According to panelists, spreads are usually a reflection of were people expect performance is going to be, and market participants still expect ABS performance to be good, despite the slowdown in the housing market and consumers being over extended.

"Spreads don't have a chance to widen out because of the amount of liquidity that is driven by the CDO bid," said Sanjeev Handa, head of global markets at TIAA-CREF. He added that CDOs, which have been very active buyers of lower rated home-equity tranches, are not natural sellers as they would not want to take a par loss on a cashflow structure.

MBIA's business reflects the overall market, which has been notably more active on the CDO side, Managing Director Paul Bernier said. However, he still expects significant issuance volume due to the overhang from hybrid ARMs. This would provide a decent amount of refinancing business from people moving out of hybrid ARMs into fixed rates.

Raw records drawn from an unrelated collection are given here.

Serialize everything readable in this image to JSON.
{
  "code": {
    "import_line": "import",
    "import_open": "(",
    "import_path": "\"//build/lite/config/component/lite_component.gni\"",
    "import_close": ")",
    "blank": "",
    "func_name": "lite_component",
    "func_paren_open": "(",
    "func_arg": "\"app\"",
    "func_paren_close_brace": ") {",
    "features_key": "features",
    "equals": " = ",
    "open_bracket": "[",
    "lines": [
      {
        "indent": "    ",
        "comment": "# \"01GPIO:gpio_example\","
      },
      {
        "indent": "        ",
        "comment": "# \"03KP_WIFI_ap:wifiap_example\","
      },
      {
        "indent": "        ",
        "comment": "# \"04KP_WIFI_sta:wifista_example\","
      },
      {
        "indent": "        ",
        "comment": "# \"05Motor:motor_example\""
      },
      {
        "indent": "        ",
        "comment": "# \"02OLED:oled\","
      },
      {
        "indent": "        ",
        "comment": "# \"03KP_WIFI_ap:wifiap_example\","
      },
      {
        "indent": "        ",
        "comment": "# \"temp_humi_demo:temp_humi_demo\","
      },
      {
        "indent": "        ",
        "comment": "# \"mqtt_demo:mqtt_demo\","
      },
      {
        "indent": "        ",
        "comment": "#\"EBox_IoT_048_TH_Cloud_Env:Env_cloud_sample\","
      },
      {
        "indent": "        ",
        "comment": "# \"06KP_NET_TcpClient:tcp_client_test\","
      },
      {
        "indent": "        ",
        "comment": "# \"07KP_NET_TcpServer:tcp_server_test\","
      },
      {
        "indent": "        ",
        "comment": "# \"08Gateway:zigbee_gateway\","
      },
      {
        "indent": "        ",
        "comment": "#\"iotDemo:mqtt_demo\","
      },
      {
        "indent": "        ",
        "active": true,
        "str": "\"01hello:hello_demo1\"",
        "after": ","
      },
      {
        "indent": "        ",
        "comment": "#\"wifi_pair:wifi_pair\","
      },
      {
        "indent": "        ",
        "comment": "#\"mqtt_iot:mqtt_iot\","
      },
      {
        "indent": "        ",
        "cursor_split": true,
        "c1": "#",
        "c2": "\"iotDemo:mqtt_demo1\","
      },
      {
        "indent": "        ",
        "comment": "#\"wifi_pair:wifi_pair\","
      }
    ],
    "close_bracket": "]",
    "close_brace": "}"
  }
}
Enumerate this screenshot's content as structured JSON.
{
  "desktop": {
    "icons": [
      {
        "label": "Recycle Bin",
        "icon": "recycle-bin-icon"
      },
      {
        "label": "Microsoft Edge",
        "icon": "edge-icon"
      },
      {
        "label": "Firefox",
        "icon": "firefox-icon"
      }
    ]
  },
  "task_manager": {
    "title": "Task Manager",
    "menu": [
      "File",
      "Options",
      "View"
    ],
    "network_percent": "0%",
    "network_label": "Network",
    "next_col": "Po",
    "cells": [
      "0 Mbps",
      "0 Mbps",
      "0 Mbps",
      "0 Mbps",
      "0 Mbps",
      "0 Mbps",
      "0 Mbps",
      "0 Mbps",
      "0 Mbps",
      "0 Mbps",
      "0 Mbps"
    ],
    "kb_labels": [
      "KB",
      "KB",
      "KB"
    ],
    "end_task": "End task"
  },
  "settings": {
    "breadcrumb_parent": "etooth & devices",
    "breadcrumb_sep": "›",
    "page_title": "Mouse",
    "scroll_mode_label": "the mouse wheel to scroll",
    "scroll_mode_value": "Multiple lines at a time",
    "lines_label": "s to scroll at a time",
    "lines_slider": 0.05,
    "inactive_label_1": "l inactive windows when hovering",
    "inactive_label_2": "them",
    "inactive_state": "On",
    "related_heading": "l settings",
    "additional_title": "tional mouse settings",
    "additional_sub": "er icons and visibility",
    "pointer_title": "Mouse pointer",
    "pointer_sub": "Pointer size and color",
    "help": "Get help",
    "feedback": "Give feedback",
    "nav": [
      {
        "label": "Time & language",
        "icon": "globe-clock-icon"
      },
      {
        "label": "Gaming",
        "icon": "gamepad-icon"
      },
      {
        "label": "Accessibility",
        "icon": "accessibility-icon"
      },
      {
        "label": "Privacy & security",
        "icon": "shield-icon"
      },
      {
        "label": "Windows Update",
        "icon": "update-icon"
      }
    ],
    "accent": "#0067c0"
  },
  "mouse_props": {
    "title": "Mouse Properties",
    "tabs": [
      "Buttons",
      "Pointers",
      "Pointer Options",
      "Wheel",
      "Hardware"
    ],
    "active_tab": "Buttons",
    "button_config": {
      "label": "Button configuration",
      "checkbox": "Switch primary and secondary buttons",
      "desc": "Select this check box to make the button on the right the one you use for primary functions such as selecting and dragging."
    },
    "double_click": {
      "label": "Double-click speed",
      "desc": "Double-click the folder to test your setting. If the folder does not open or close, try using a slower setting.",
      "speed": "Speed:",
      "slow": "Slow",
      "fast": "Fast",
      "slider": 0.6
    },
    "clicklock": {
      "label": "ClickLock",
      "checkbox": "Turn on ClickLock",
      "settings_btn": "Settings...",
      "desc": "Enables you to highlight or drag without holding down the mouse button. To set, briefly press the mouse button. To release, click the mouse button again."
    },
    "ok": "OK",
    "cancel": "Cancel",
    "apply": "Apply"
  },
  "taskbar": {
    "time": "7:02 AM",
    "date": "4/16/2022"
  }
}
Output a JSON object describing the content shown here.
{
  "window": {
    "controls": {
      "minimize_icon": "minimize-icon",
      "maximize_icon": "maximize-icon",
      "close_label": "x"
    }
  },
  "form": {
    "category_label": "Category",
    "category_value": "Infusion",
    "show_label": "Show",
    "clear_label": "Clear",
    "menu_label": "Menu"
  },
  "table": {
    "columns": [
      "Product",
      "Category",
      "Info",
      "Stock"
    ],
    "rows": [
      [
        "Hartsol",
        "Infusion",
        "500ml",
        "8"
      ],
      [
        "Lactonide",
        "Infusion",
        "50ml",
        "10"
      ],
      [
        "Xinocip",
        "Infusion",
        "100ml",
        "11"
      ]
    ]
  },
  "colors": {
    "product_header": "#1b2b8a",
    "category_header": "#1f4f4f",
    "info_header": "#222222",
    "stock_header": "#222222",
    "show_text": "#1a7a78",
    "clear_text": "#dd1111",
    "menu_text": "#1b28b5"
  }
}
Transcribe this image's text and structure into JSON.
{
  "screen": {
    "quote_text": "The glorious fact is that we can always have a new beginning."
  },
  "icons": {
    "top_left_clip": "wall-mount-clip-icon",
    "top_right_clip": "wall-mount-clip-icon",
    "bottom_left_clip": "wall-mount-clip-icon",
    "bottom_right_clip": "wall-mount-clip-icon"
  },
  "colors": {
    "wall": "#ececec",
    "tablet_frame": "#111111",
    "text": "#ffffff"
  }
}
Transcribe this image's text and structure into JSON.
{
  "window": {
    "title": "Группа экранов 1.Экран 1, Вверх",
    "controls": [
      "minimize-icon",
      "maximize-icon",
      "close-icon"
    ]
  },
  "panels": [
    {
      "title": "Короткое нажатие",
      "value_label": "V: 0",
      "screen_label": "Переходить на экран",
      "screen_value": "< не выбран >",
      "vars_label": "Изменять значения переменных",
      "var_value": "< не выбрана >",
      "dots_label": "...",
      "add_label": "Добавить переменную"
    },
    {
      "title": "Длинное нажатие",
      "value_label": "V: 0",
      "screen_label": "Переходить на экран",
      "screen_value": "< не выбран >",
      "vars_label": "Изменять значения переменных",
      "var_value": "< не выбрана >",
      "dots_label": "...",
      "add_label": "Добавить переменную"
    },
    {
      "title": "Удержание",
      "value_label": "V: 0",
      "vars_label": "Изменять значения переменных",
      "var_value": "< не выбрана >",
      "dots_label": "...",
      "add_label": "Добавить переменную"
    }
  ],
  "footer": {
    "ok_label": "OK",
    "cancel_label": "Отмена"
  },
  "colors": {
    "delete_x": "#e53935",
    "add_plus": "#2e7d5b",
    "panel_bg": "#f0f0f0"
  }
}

Although structured product spreads are tight on a historical and absolute basis, they remain in line with spreads in terms of the entire credit sphere, said Richard D'Albert, managing director and head of the securitized products group at Deutsche Bank.

Eyes are focused on the performance of the housing market as the ability of consumers to take out home-equity has buoyed up the economy, and other ABS asset classes, specifically credit cards.

An interesting bell weather to housing market performance would be charge offs and delinquencies in the credit card sector, said William Haley, managing director at ABN Amro. Fitch Ratings Managing Director and panel moderator Kevin Duignan added that this could also be seen in the monthly payment and utilization rates for credit cards.

Even though the indicators for housing are not very positive, considering the aforementioned slowdown and higher short-term rates, Deutsche's D'Albert said that one has to take a more nuanced approach to looking at what impact these indicators would have on the performance of the home-equity sector. Because even with the current rate environment pushing down performance, participants should go back and look at fundamentals, specifically the positive employment picture, which makes consumers well positioned to deal with rising rates.